Poesia · Alexandre A. Tavares, 09/10/2020

Parei.

Aquietei-me.

Silenciei e me esvaziei, para encher-me de Deus.

Calei meus pensamentos e prendi no Senhor minha vontade.

Travei n’Ele o meu olhar, e ali fiquei, só contemplando a plenitude d’Ele no meu vazio.

Encontrei-O na quietude, na imobilidade, no vácuo, na paz, na sutileza do ar, no compasso suave da respiração, no pulsar tranquilo do coração, na marcha despreocupada do pensamento, no caminhar decidido mas submisso da vontade, na espera paciente e confiante do agir.

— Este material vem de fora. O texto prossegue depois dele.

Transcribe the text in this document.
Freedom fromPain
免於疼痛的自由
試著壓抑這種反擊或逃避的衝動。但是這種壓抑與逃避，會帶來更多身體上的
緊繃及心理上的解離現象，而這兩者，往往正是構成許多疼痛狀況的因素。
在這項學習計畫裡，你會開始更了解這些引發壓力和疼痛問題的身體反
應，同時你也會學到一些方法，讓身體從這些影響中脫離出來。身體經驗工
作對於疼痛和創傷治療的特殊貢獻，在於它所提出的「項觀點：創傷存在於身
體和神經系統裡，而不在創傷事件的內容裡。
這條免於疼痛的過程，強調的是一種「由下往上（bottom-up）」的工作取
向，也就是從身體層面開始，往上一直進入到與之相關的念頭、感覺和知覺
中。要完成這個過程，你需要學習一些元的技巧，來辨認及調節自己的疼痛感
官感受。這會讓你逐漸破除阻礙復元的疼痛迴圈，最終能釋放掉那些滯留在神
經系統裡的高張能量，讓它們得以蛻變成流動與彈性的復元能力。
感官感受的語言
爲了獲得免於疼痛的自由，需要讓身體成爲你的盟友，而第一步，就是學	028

Nessa intensa, profunda e misteriosa união, mais parecida com uma fusão, mergulhei na Divindade e tornei-me simples como Ela, estático como o céu azul, solene como as nuvens, cerimonioso como o mar, majestoso como o trovão, poderoso como o raio, grandioso mas discreto como o movimento dos astros, ordenado como o universo.

Foi lindo sentir-me pequenino nessa Imensidão, fraco nesse Poder, insensato nessa Sabedoria, nada nesse Tudo.

E como num abraço místico, grudei n’Ele qual uma criança que se agarra à Mãe, na certeza de poder viver ali pra sempre.